I would like to focus on one song in the cycle that is particularly moving. It’s an imagined letter from Celia, Justice Ginsburg’s mother, whom she cites as the most in influential woman in her life.

PM: It was the scariest part of this whole process, to imagine that I could be so bold as to write in the voice of her mother. So I went about it quite carefully, first securing Justice Ginsburg’s permission to interview relatives and reading as much as I could about the area where she grew up. Her biographers really helped me with context, and I came up with a day in the summer before her mother passed away. I actually researched the weather that day and what had been happening in the neighborhood and tried to imagine what she would write to her child who had been going to the same summer camp for years. But this year she had been elected camp rabbi and she was practicing a little Mozart piece. Celia knew by this time how desperately ill she was with cancer and imagined that she would not survive long after this letter was written. So the very matter-of-fact, direct kind of things a mom might put in a letter to her daughter are interspersed with Celia’s own thoughts about her past and about Ruth’s future.

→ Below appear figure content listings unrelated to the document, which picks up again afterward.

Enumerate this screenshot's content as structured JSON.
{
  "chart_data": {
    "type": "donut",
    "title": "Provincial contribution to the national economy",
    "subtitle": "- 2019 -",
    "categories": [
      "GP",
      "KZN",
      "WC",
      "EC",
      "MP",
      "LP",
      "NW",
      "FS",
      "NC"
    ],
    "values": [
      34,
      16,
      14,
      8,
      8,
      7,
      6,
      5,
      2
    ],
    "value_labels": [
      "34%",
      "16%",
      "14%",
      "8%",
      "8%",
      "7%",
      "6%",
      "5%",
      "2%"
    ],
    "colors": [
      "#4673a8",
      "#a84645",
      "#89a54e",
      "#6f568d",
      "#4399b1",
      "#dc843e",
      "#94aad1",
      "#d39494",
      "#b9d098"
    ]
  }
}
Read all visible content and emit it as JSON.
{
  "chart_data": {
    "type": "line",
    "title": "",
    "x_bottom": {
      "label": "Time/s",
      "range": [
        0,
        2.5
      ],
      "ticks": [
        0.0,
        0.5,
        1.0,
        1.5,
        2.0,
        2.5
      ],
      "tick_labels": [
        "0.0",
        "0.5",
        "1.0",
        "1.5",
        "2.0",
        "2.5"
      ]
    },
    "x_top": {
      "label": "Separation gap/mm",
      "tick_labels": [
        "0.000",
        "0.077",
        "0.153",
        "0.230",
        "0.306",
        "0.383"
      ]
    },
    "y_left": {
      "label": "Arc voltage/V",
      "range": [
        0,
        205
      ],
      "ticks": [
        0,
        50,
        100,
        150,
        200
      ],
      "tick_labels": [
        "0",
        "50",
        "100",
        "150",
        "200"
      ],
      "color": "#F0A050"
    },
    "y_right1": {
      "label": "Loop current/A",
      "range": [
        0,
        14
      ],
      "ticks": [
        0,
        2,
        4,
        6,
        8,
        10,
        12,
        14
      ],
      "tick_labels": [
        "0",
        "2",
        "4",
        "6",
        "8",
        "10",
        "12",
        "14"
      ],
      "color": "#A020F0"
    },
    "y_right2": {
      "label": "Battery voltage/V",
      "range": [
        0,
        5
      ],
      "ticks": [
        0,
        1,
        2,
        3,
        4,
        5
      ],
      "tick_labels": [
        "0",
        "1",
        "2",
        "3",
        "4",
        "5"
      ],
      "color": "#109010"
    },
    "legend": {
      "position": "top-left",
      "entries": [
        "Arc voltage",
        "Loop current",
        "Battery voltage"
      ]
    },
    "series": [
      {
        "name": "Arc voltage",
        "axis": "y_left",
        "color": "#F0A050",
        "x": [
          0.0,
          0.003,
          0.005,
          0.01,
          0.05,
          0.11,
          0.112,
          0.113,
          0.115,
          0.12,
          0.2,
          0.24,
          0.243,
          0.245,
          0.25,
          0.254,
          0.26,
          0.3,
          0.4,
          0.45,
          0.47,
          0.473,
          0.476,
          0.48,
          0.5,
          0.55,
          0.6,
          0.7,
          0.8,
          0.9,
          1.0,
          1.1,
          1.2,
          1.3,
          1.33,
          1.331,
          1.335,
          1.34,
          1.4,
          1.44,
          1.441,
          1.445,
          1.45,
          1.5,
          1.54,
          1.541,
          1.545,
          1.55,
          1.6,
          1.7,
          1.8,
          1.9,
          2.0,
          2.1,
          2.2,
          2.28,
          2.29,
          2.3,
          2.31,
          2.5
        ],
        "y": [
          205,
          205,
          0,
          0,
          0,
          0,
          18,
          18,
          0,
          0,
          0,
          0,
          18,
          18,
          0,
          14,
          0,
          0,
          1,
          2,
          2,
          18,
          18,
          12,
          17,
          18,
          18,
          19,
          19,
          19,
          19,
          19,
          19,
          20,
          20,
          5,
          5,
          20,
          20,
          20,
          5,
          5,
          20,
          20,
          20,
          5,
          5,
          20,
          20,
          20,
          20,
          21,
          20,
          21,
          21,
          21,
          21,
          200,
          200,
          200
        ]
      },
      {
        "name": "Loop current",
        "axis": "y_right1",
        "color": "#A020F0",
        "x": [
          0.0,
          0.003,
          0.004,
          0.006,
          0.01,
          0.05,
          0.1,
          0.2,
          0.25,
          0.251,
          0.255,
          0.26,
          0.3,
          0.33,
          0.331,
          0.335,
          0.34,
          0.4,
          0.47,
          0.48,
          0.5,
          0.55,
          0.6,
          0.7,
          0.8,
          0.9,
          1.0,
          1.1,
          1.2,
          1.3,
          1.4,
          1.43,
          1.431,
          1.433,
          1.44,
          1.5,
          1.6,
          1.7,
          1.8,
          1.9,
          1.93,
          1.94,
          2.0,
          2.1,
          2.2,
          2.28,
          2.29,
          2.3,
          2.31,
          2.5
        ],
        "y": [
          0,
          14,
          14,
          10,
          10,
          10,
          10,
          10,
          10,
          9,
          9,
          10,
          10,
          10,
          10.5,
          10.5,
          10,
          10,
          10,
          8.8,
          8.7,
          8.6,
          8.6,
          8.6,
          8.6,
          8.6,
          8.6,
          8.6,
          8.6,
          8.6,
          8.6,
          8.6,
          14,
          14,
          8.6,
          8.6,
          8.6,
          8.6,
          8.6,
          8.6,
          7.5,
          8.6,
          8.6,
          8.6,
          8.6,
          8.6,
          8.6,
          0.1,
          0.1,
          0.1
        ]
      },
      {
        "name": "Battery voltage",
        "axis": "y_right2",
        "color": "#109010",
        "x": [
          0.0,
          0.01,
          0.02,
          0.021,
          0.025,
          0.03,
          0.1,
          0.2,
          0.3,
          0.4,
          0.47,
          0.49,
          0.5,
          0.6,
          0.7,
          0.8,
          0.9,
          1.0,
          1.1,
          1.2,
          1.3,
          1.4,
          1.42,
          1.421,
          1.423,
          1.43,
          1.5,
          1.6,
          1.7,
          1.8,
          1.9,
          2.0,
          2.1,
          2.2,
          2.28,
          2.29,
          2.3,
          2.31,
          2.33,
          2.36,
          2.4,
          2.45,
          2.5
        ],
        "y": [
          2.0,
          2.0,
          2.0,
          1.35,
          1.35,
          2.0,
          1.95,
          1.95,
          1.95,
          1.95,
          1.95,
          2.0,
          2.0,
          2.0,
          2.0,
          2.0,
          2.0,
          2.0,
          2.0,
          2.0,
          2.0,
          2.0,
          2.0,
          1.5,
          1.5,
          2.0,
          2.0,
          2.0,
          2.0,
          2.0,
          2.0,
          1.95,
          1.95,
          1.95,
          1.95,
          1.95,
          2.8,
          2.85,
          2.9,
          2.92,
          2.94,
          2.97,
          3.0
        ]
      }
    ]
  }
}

Jim, another touching and powerful song on the album is one that was written by Chicago composer Stacy Garrop. It’s based on a farewell note that your father, Martin, wrote shortly before his death in 2010.

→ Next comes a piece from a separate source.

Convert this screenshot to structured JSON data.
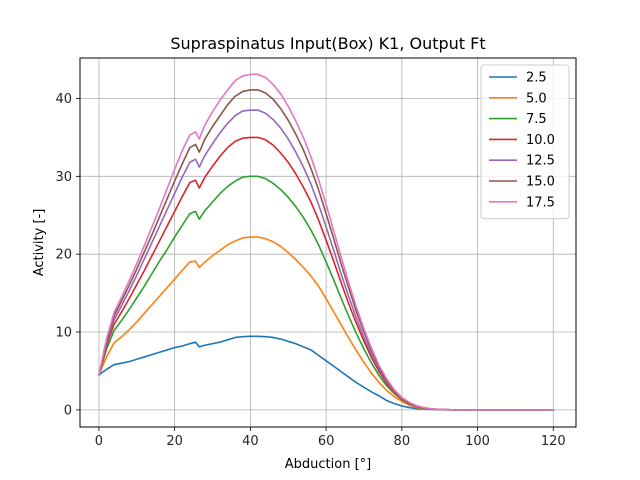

JG: My mother and I were in my father’s hospital room in Johns Hopkins and he was expressing his desire to go home. So I was gathering up all the things and came across a yellow legal pad on which my father had hand-written a letter. He never got a chance beyond writing this letter to tell us where he came out but it was quite obvious. Because the one word he was repeating when we were in the hospital room was “home.” You can imagine I thought this should be immortalized, and there is no composer more adept for this kind of pathos than Stacy Garrop.


Your mother has a passion for opera, which she shared with the late Justice Antonin Scalia. Despite their professional differences, they became close friends. That connection inspired Derrick Wang’s “Scalia/Ginsburg,” an opera about the power of friendship in a divided world. You’ve included an aria from the opera as the final selection on the album.

JG: The celebration of friendship is a theme throughout the opera and it really comes home in the final duet – “We are different, we are one.” The selection here is my mother’s entrance aria which is quite a tour de force. The opera starts out with Scalia doing a Handelian rage aria about how the justices are misinterpreting the Constitution.

PM: And RBG comes in and retorts: “Our founders, of course, were great men with a vision, but their culture restricted how far they could go. So, to us, I believe, they bequeath the decision to allow certain meanings to flourish and grow.” And her whole premise in this very long and hilarious aria that starts with a “Carmen” excerpt and goes off into a little jazz waltz and into gospel blues with incredible high notes is the concept of flexible law, exactly the opposite of her friend.